Strike: TB patients sent home
2010-08-31 19:10
Cape Town - Patients from three Eastern Cape tuberculosis (TB) hospitals have been sent home because of the effects of the public service strike, the province's health department said on Tuesday.
Spokesperson Sizwe Kupelo said two department staff members, one of them a trainee nurse, were arrested in Mthatha on Tuesday for intimidating and assaulting non strikers.
He said the department had to temporarily discharge patients from Port Elizabeth's Jose Pearson and East London's Fort Grey TB hospitals, both of which housed multiple and extremely drug resistant patients, because there were no nurses to look after them.
Striking staff had frustrated attempts to bring in temporary workers.
Patients had also been sent home from Mdantsane's Nkqubela Hospital, where routine TB was treated.
Kupelo said the patients had been given a "two week pass" to go home, and that the department had engaged NGOs to continue their treatment there.
"We want to reassure communities and family members that these people are not contagious at all," Kupelo said. "They have been tested."

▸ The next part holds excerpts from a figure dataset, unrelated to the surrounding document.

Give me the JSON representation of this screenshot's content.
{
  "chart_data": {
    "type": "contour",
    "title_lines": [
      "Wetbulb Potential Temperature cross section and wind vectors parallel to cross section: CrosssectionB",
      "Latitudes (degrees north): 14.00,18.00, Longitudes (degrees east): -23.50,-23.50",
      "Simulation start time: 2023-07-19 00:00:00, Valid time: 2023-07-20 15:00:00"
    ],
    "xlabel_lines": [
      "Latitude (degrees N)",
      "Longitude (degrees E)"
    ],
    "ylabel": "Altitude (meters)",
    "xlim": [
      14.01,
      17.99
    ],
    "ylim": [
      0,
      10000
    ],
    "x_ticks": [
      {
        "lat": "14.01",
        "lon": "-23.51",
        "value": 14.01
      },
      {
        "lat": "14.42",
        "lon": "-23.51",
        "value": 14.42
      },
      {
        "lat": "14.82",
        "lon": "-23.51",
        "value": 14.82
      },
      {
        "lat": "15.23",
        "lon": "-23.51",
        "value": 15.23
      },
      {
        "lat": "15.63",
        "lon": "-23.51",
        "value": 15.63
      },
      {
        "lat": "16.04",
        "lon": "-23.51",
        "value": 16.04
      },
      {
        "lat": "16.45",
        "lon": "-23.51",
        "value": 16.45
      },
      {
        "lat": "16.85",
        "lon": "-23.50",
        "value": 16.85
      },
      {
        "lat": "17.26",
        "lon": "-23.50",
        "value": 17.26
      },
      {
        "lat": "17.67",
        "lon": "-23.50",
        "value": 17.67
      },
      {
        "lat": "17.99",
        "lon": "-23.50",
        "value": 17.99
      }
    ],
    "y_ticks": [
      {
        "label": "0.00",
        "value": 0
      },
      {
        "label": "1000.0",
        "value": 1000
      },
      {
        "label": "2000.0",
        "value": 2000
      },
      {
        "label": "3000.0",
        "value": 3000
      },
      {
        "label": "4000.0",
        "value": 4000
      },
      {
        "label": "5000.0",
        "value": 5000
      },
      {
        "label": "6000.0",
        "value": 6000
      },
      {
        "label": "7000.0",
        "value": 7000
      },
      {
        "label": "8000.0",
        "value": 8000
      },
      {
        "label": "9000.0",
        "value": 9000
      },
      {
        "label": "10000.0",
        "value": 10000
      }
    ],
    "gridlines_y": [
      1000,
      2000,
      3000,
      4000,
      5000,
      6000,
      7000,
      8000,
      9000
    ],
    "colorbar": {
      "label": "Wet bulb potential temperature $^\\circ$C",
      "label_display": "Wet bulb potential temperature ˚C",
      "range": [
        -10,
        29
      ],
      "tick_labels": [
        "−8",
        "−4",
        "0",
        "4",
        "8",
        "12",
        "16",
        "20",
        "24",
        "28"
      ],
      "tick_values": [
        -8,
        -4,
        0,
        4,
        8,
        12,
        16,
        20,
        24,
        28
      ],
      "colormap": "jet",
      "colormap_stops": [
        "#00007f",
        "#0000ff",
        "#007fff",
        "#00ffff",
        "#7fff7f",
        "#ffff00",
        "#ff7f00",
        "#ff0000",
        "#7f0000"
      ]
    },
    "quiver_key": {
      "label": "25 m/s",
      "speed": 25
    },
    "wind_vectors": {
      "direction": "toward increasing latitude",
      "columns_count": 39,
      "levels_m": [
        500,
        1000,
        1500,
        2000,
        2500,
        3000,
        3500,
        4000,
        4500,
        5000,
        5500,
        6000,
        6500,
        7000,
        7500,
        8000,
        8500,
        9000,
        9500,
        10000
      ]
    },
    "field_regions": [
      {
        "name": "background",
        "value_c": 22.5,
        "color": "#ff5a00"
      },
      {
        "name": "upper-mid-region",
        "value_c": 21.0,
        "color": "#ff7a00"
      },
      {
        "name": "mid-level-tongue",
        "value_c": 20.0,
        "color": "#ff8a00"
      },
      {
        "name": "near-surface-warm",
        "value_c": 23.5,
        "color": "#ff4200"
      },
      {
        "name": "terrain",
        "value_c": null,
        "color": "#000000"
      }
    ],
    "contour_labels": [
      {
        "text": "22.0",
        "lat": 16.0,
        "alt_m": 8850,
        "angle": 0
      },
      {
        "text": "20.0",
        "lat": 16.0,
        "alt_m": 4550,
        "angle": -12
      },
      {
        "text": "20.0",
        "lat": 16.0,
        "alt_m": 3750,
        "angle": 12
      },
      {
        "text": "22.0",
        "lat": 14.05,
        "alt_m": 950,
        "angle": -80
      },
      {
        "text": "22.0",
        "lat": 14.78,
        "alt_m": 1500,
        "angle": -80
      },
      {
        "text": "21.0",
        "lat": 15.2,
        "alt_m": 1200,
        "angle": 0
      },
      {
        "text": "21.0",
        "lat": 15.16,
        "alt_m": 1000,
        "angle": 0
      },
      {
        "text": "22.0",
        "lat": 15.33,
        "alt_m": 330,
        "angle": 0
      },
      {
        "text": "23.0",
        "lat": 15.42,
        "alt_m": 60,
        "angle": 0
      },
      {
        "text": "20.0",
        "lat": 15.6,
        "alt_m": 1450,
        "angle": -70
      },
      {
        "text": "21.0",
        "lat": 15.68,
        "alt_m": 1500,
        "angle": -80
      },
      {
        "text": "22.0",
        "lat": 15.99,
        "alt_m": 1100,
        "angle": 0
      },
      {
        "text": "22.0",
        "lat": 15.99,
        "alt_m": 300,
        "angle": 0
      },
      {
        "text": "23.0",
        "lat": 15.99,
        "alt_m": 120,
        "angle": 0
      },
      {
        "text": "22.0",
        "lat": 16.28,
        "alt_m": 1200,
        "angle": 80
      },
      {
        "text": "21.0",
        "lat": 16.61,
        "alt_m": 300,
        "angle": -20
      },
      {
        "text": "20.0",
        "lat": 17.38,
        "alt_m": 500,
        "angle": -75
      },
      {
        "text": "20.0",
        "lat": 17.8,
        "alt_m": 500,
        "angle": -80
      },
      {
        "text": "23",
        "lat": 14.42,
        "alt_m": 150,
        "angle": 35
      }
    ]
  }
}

The only patients still at the hospitals were a few who were terminally ill.
Though he could not give a total for those sent home, the number was over 140 for the East London hospitals alone.
Hangover effect
Kupelo said that, also as a result of striking staff shortages, three patients had absconded from Komani Psychiatric Hospital in Queenstown.
On Tuesday morning, staff at Tower Psychiatric Hospital in Fort Beaufort were ejected from the premises by strikers, and there were now "no workers at the hospital".
The department encouraged people who had relatives at Tower to visit them.
He said it also urged all those who had family at any hospital in the province to do the same, on a daily basis, while the strike was on.
Kupelo warned that the strike would continue to have an effect on the province's health services even after it ended.
The administration of the department had ground to a halt, and there was now a massive backlog in payments to service providers.
Some service providers might be tempted to suspend those services, but the department pleaded with them to give it time to get things on track again.
There was also likely to be a hangover effect in the distribution of drugs, as there was a massive backlog there too.
He said the number of deaths attributable to the strike rose to six on Monday when ambulance services failed to respond to a call to pick up a pregnant woman in the Hewu district.
She eventually got private transport first to Queenstown, then went to East London's Frere Hospital, where her child was delivered stillborn.